Just on a practical level, everyone with income had more left over than they otherwise would have, and none of us have ever had to face the bad times alone. We've had each others back more times than I can even count (I tried, and I kept remembering more until I gave up, and I was creeping on triple digits where the level of support was part of at least one of us making it through).
And on the emotional level? It can be chaotic, yeah, but if you don't know the goodness of being able to just hug your dad any time you want to because he's just in the other room, I'm sorry. Right now, I can go hug my dad, and don't have to leave the house. He'll laugh, and ask what's up. I'll say "nothing, I just love you", and then we'll get teary eyed and he'll say it back, and then we go about our days.
It isn't for everyone. But gods damn, it sure as hell isn't a bad thing to try either
Its because the US excluded housing appreciation from the CPI, leading to lots of cheap debt all over the world that gradually bid up home values via the cantillon effect. Its now called owners equivalent rent, and its ridiculous.
Exporting all our production to China also helped dropped rates via deflation, though housing being excluded allowed it to simply flow into housing instead of achieving prosperity.
Asian families: what do you mean "leave"?
Seriously, it's not a bad thing to stay until you can afford to leave.
My mother's family was similar to this a few generations ago, 4-5 generations used to live in one house in Midwest USA. Their home spread from one city block to another. That said, I cannot imagine living in a <2500 sqft home with my parents and my significant other. My SO would go Thunderdome on my Mom and my dad would be freaking out on the sidelines.
I have a coworker who is engaged, he lives at his parent's place and his fiance lives at her parents place.
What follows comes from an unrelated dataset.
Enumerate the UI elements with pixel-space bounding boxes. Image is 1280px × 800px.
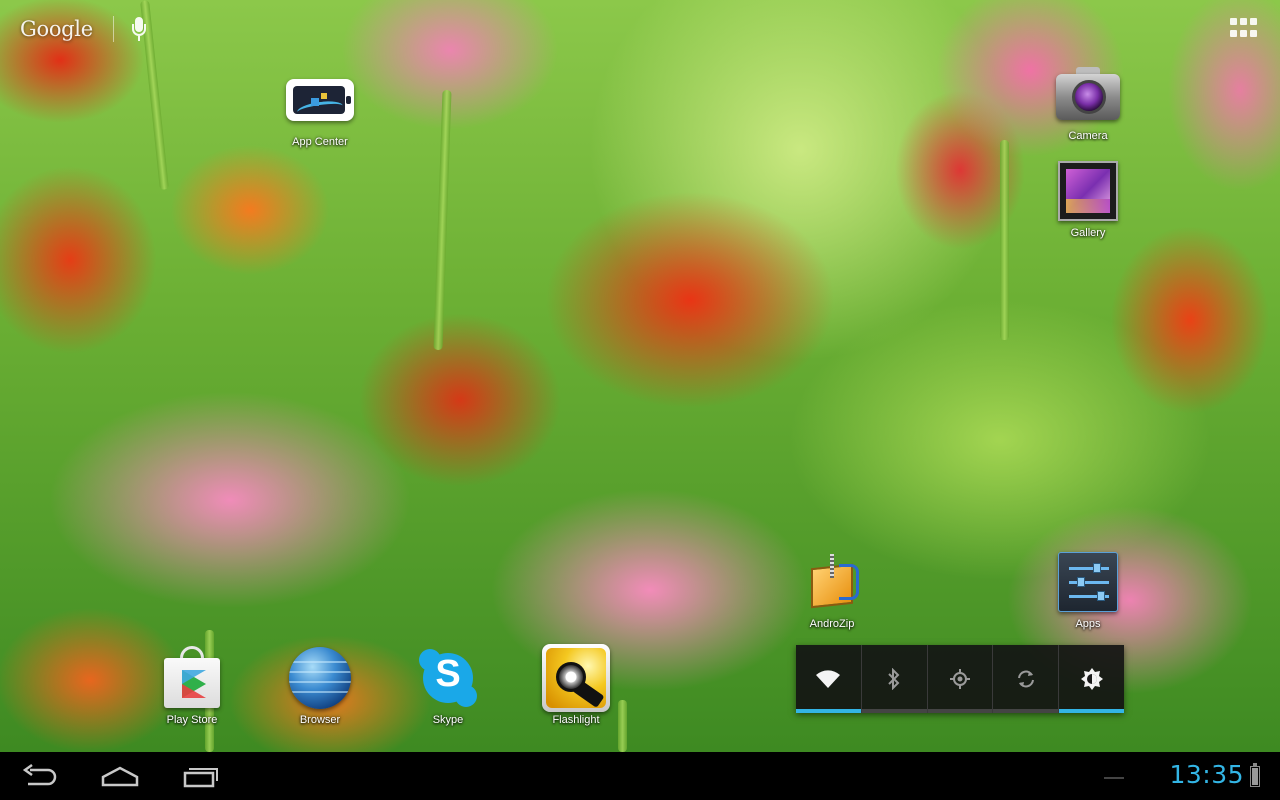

As someone who lived without my parents (even if it meant having roommates) since 18, I cannot at all understand long term living with parents.
Communal family living was a thing in the past because modesty, temperance, and christian values were expected norms. If you want to be a puritan, or don't have familial shame, then do whatever you want. For me, I'm gonna have my privacy and peace.
PS: My coworker can't spend the night with his fiance because her parents are mega religious. He can either sleep on the couch or go to his parent's place. Likewise, his parent's won't let her stay overnight at all because they aren't married.
Communal family living was a thing in the past because modesty, temperance, and christian values were expected norms.
Most of human existence have communal family living... it wasnt until the last century were it became common place to leave the family because we no longer live in an agrarian society and work can easily be found away from your family home.
Maybe the kids also want their privacy? If you don't own n old house with thick brick walls between the rooms, you are basically unable to casually have sex without all adjacent rooms hearing you.